Dynamic Compression Damage Energy Consumption and Fractal Characteristics of Shale

Abstract EN

Studying the relationship between energy consumption and crushed size of shale under different loading conditions is the key to efficient shale cracking.

The split Hopkinson pressure bar system was used to study the dynamic mechanical properties of shale under parallel- and vertical-bedding loading, and energy dissipation in the impact tests was calculated.

Relationships between the average crushed size of shale fracture products and energy dissipation and between the fractal dimension and dissipated energy were studied using fractal theory.

The experimental results showed that the dynamic compressive strength of shale under parallel- and vertical-bedding conditions had an obvious positive correlation with the strain rate.

Dissipative energy of the shale samples under loading in both directions increased with the increase of strain rate.

The increase of the strain rate enhanced crushing of the sample.
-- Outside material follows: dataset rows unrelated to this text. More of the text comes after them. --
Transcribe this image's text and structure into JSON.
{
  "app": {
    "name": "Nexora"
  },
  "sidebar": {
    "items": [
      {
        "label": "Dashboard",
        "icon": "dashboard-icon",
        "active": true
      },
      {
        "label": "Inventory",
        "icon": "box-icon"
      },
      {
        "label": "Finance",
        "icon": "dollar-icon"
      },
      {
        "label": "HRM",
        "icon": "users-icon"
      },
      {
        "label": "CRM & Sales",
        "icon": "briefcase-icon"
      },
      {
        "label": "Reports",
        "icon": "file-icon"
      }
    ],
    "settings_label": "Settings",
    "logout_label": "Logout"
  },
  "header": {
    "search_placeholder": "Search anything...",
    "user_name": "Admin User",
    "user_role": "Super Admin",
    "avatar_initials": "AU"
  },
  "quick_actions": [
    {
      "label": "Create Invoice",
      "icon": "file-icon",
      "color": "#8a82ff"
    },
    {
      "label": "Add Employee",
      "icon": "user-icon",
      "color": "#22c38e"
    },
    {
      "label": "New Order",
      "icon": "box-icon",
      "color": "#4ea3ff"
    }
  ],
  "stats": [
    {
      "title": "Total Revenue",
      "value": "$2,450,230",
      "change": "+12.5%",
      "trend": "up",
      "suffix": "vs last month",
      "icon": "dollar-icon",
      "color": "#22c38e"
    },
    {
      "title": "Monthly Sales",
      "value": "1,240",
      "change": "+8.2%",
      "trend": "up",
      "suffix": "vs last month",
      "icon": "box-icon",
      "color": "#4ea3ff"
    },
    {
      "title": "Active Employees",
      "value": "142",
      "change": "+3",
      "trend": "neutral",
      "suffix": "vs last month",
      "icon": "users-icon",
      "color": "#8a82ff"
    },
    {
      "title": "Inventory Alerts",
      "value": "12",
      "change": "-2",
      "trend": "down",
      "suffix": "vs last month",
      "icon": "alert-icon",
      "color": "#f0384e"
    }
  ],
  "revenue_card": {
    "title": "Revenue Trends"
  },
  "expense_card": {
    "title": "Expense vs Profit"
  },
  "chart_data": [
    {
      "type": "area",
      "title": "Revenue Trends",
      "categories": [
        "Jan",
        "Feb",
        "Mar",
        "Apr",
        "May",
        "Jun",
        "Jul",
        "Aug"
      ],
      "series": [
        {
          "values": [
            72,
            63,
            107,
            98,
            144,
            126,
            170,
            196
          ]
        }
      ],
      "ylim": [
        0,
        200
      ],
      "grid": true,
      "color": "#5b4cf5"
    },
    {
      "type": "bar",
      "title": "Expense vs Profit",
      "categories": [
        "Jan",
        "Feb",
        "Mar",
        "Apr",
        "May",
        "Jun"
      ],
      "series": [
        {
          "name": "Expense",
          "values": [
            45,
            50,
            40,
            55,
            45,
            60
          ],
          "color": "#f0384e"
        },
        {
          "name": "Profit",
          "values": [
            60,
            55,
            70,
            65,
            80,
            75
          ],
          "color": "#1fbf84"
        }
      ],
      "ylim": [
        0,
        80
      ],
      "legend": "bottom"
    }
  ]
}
The vertical-bedding shale samples had stronger ability to absorb energy and more internal crack propagation.

Dissipative energies of the shale samples in the parallel- and vertical-bedding impact tests were positively related to the fractal dimension.

The fractal dimension increased with the increase of dissipative energy during sample failure; with further increase in the dissipative energy, its effect on the change of fractal dimension gradually weakened.